The term super spreader has been used so often everyone is aware now of its meaning. This is bordering on remarkable because, given all of the times it has been invoked in the media, it is always done in the predictive sense. Try to think back on all the times it is used to designate a known hotspot of infections. Sure, cases do exist, but it has been last fall since the last significant event, meaning the ratio of times promised to actual flare-ups is stark. 

Florida, in particular, has been a repeated location of promised yet fruitless hotspots, and the most recent has been the most disappointing — from the vantage of the press. When it was announced that the conservative political convention CPAC was moving to Florida there was no shortage of assurances this would become a COVID-19 hot zone. Well, it has been two weeks since the conference, so we should be seeing the after-effects. Except we do not.

The state experienced a week-over-week drop of more than -11.5%. The counties sporting the biggest drops were Palm Beach, Broward, and Orange County — where Orlando is located.

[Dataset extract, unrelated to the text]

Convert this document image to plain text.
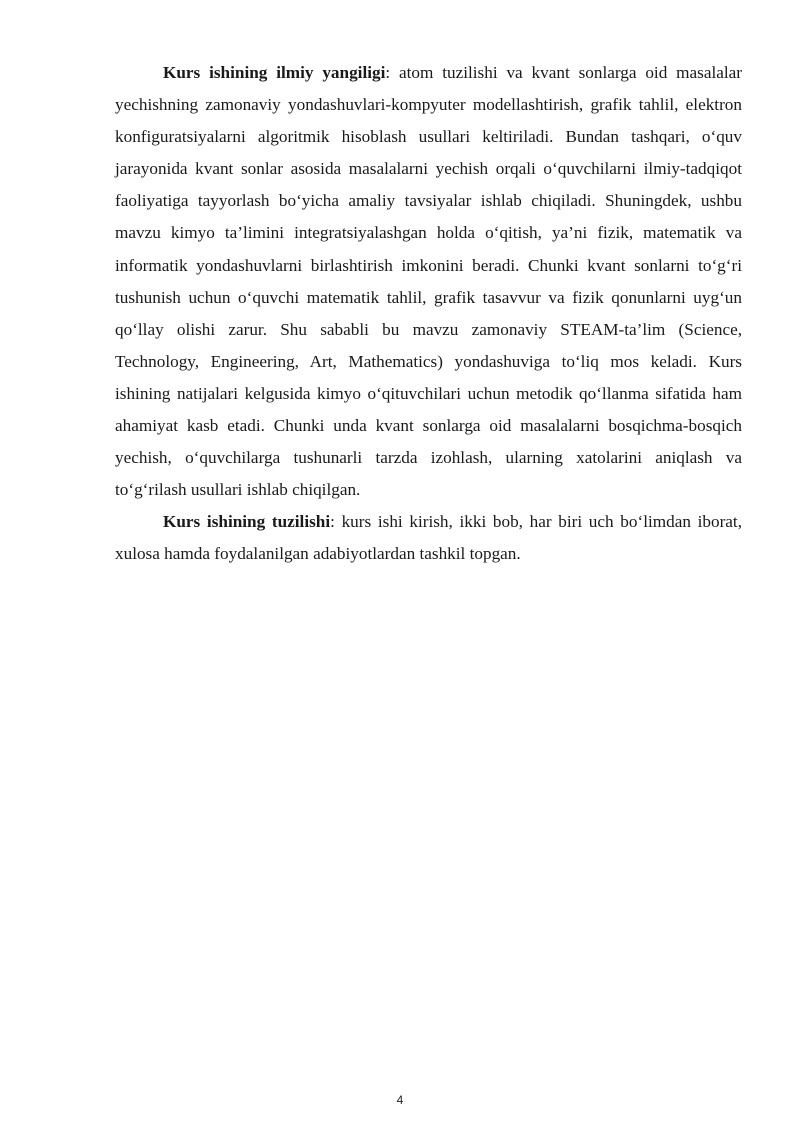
Kurs ishining ilmiy yangiligi: atom tuzilishi va kvant sonlarga oid masalalar yechishning zamonaviy yondashuvlari-kompyuter modellashtirish, grafik tahlil, elektron konfiguratsiyalarni algoritmik hisoblash usullari keltiriladi. Bundan tashqari, o‘quv jarayonida kvant sonlar asosida masalalarni yechish orqali o‘quvchilarni ilmiy-tadqiqot faoliyatiga tayyorlash bo‘yicha amaliy tavsiyalar ishlab chiqiladi. Shuningdek, ushbu mavzu kimyo ta’limini integratsiyalashgan holda o‘qitish, ya’ni fizik, matematik va informatik yondashuvlarni birlashtirish imkonini beradi. Chunki kvant sonlarni to‘g‘ri tushunish uchun o‘quvchi matematik tahlil, grafik tasavvur va fizik qonunlarni uyg‘un qo‘llay olishi zarur. Shu sababli bu mavzu zamonaviy STEAM-ta’lim (Science, Technology, Engineering, Art, Mathematics) yondashuviga to‘liq mos keladi. Kurs ishining natijalari kelgusida kimyo o‘qituvchilari uchun metodik qo‘llanma sifatida ham ahamiyat kasb etadi. Chunki unda kvant sonlarga oid masalalarni bosqichma-bosqich yechish, o‘quvchilarga tushunarli tarzda izohlash, ularning xatolarini aniqlash va to‘g‘rilash usullari ishlab chiqilgan.

Kurs ishining tuzilishi: kurs ishi kirish, ikki bob, har biri uch bo‘limdan iborat, xulosa hamda foydalanilgan adabiyotlardan tashkil topgan.

4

There have been new case totals below 5,000 for five consecutive days; this follows a trend that has been seen specifically in Orange County, where cases have been in steady decline since the first week of January.

The numbers defy a certain level of desperation seen in the media with this state, and more specifically with the Governor, Ron DeSantis. For months now, there have been promises made repeatedly that the state was going to incur a massive flare-up in cases and death. Following the opening of the state, there have been moves pointed at as being assured causes of outbreaks — the theme parks reopening, the reactivation of the professional sports teams, the Super Bowl in the Tampa area, and then CPAC. 

In consistent fashion, these have all proven out to have not contributed to any spikes in infection rates, and this is positioned beside one other promise viral debacle. Beginning last summer, there has been talk that a mutated variant of COVID-19 was embedded in Florida, a more contagious strain. Yet that threat, coupled with the promised gathering risks have not led to increased numbers in Florida, to the chagrin of the journalists.

The State of Florida has been seeing consistent drops in cases since January, without any significant spikes. Also plunging are the deaths, which are at a steady decrease for a month, reaching lows seen last December. This should be regarded as good news and held up as cause for other states to study a successful method of reopening. Instead, we get the opposite from the press.

Despite being consistently wrong for months now, they persist with the promises of doom. The next is the arrival of Spring Break throngs, in this new era of variant threats. So the promise of doom and the ignoring of scientific data will continue.